Antibodies are proteins, immunoglobulins, and there are a number of different types, including IgG, IgA and IgM. The rheumatoid factor antibodies are produced against normal IgG antibodies.
For sometime, it has been known that about 75 percent of patients have an IgM rheumatoid factor. More recently, however, another rheumatoid factor, of type IgA, has been found in about 60 percent of patients. IgA is generally associated with mucosal surfaces, such as the lining of the digestive system. In the Sussex study, although only about half the patients showed immune reactions to the dietary proteins, 90 percent of these had rheumatoid factor type IgA.
Therefore, it seems that rheumatoid arthritis sufferers can be divided into two classes, those who give an immune response to dietary protein (about half), and those who do not.

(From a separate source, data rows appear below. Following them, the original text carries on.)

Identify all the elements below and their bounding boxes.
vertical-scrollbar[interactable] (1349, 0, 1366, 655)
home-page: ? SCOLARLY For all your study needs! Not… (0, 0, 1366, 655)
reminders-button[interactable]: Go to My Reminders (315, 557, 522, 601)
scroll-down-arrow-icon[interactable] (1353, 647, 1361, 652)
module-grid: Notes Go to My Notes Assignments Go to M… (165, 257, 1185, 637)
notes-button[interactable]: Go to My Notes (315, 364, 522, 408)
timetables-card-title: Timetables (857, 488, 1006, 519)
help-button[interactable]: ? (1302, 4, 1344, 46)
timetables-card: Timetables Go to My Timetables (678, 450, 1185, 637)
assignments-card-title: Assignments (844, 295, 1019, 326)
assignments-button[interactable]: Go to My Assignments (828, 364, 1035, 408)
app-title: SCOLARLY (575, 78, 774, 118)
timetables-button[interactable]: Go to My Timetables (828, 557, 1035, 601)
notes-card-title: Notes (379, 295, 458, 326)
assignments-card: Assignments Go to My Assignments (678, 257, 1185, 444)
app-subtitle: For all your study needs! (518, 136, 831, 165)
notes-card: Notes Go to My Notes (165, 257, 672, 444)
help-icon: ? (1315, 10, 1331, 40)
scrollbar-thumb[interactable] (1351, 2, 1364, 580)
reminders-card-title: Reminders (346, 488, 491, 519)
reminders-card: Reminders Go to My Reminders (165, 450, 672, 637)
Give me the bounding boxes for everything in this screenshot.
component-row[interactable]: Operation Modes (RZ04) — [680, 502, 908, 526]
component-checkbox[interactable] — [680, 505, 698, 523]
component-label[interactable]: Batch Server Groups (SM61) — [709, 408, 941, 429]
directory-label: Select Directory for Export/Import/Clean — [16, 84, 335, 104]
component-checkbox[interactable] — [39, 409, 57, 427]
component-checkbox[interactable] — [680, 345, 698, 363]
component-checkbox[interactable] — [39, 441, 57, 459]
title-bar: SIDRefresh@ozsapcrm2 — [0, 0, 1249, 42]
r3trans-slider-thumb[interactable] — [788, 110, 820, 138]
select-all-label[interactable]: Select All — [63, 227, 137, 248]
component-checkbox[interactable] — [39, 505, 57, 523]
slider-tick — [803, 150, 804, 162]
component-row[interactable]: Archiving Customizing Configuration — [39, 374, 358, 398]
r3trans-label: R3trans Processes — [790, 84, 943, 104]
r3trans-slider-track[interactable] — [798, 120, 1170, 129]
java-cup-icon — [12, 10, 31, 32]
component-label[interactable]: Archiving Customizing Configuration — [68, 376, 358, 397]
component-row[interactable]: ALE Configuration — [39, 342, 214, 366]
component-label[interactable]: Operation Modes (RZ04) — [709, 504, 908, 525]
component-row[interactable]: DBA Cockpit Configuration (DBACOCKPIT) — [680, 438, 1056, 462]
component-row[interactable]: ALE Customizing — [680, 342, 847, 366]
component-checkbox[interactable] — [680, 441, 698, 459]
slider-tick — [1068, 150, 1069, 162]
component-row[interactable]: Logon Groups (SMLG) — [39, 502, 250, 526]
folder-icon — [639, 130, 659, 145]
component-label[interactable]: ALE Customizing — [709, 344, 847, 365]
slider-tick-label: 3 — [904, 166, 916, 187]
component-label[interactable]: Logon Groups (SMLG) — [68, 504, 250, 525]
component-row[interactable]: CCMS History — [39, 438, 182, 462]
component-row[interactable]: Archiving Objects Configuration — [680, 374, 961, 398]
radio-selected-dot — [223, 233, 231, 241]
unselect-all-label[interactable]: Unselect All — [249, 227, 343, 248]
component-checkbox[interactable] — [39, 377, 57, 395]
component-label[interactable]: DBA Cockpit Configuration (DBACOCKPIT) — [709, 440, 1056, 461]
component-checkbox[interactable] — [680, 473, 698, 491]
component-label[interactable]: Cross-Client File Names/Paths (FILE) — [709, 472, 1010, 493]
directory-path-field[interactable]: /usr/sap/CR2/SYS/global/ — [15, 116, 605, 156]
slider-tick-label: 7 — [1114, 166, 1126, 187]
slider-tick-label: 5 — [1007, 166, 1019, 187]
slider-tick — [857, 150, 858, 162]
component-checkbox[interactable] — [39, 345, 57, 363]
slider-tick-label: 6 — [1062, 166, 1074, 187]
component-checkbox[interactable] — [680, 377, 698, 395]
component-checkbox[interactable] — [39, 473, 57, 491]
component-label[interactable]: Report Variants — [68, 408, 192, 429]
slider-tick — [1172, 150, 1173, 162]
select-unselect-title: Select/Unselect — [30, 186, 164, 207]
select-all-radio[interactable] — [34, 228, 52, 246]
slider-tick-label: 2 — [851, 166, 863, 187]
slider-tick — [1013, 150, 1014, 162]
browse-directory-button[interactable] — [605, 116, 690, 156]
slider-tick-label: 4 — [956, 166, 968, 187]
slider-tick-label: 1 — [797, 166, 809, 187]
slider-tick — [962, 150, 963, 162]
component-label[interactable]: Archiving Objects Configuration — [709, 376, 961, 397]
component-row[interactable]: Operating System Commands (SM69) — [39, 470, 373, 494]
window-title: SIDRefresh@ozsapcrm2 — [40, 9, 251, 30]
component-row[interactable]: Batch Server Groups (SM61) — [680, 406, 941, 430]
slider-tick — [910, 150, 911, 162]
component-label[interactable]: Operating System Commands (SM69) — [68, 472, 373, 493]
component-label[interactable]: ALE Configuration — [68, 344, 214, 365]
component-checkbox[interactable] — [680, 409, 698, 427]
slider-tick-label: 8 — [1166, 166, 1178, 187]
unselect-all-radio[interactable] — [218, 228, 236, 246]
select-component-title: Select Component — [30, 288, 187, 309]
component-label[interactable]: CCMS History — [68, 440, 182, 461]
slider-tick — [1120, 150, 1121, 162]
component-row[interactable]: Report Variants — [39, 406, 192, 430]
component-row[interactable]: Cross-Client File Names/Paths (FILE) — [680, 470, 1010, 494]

Most of those who give an immune response to food, have rheumatoid factor IgA, which may have derived from the gastrointestinal tract. Perhaps these are the only ones who will respond to a manipulation of the diet and this is now being investigated.
At present, no one knows much about the mechanisms which normally maintain tolerance to dietary proteins and how and why they break down. The change from tolerance to an active immune response may be the result of some malfunction or of damage which increases the amount of food protein circulating in the blood.
It seems likely that some cases of rheumatoid arthritis are a secondary consequence of such an unusual response to dietary protein. Wheat protein, because of its tendency to provoke such responses, may have a particularly important role.